Y: I've only been playing for more than 20 years. Ha. . .
Z: He is longer than me.
Y: what's the matter
Let me tell you something.
Y: ah
Z: I have the ability to brag.
Y: trick?
Zhao: Yes.
Y: I'm bragging. It's my secret recipe.
Z: I blew the square energy round.
Y: I can blow the short ones long.
Z: I can blow ugliness into beauty.
Y: I can revive the dead. (Blow)
Zhang: Ha. . . Let me tell you something.
Y: ah
Z: Our family is a boastful family. How's it going?
Y: Our family comes from a boastful family. How's it going?
Z: Then our family is a professional braggart. Haha, blow
Y: Our family is a bragging joint venture.
Z: Bragging and joint ventures.
Y: tax-free for three years. Blow it, haha. . .
Let me tell you something.
Y: ah
Z: Our family is a bragging factory.
Y: Our family is a bragging trust.
Z: Then our family will be the bragging center of the world. What are you still blowing? World center. . .
Y: Your center is from our family.
Z: No, no, hehe.
Y: Hehe, how about it, hehe.
Z: Nice compliment.
Y: I can't, can I?
Zhao: Oh dear.
Y: You are right in telling this story. Don't brag, hehe.
Z: No, no, I can't beat you in cross talk.
Y: You speak crosstalk well.
Z: hey. . . We are all modest again.
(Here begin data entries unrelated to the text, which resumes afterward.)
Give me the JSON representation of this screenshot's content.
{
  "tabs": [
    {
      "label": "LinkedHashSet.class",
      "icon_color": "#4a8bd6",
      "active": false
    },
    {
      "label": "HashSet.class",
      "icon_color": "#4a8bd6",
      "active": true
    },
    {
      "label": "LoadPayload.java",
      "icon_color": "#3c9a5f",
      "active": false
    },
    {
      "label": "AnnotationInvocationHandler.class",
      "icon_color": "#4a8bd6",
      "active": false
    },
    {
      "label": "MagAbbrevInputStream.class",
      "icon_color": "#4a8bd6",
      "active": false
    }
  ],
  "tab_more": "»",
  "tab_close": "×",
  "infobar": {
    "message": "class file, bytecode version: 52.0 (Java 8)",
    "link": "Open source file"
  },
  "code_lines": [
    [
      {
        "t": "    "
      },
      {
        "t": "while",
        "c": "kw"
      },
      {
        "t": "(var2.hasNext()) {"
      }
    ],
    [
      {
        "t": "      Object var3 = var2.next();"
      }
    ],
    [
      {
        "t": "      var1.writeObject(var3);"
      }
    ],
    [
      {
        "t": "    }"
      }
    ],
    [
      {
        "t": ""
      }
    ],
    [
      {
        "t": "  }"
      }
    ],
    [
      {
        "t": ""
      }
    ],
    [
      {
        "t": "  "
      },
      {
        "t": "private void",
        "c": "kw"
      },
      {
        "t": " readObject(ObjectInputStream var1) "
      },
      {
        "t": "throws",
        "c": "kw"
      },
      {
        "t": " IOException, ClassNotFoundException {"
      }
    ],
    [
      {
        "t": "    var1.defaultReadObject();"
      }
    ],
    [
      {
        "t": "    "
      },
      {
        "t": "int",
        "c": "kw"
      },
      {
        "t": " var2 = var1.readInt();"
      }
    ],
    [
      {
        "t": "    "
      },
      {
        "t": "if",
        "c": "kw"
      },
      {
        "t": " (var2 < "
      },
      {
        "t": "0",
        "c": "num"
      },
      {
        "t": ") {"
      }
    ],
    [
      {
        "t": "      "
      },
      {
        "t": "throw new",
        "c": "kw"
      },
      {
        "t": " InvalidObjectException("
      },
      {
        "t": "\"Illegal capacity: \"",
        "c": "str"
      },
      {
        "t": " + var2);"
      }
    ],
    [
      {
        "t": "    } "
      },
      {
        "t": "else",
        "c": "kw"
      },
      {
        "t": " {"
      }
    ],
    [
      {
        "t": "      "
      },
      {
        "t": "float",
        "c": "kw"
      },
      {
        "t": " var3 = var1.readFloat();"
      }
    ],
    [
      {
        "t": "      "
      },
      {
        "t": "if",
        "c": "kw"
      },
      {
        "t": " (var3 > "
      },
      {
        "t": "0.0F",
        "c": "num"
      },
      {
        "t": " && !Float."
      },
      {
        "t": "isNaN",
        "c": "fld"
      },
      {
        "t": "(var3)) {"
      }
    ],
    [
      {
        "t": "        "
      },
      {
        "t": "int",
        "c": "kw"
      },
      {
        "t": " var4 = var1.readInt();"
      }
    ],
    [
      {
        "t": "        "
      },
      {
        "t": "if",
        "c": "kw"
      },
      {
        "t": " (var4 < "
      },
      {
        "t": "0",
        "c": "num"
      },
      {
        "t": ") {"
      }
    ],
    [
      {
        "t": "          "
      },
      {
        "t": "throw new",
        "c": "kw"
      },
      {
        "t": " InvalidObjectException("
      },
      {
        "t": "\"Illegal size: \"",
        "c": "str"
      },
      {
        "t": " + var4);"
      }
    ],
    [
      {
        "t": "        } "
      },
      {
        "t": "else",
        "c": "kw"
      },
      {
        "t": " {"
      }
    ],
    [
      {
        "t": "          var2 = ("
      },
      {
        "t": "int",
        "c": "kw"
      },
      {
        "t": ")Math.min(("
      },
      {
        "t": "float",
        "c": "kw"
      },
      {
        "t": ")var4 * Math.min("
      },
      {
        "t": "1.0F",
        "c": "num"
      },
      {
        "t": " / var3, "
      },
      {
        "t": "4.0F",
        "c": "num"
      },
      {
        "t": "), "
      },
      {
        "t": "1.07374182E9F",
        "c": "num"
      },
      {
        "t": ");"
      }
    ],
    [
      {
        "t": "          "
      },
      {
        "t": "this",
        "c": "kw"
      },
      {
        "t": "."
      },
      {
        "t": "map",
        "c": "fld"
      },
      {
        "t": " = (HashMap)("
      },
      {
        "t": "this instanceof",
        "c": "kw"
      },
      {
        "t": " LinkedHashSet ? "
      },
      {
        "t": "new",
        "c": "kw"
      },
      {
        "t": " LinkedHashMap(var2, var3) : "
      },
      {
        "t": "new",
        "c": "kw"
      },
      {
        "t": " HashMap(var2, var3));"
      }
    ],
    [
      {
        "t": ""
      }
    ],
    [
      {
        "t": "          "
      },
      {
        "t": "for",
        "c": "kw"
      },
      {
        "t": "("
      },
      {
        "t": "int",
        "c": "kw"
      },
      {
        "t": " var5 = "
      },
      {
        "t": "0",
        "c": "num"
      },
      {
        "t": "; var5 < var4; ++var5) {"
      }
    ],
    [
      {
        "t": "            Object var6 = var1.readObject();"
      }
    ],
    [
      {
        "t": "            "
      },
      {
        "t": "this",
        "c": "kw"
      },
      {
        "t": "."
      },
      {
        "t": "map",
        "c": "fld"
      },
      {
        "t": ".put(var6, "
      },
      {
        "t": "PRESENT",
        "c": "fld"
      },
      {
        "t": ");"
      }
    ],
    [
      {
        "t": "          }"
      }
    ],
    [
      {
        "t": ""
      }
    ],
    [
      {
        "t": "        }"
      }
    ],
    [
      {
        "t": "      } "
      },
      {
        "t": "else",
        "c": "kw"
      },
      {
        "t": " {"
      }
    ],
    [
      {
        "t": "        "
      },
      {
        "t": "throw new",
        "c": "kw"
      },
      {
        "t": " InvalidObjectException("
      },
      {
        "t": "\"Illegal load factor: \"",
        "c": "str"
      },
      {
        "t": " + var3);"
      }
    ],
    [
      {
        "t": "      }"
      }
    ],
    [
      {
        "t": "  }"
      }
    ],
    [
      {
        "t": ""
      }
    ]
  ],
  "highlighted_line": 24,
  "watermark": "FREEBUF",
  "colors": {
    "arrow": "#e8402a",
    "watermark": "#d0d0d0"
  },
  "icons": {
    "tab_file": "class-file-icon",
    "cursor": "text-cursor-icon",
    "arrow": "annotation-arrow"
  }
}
Well, who doesn't know you? You are a master, a master of authority. (thumbs up)
Y: No, no, no, I can't compare with you.
Zhang: What?
Y: You are a rising star and a representative of the new trend. Ha ha. . .
Z: Hehe, no, no,no. Your cross talk is elegant but not vulgar.
Y: Oh, your cross talk is humorous and implicit.
Z: Your cross talk is very popular.
Y: Your cross talk is a household name.
Z: Your cross talk is well known to all women and children.
Y: Is your cross talk childlike? ah
Z: Your cross talk is the pearl of oriental art..
Y: Oh, your cross talk belongs to people all over the world.
Your crosstalk makes people laugh their heads off.
Y: Your cross talk makes people vomit.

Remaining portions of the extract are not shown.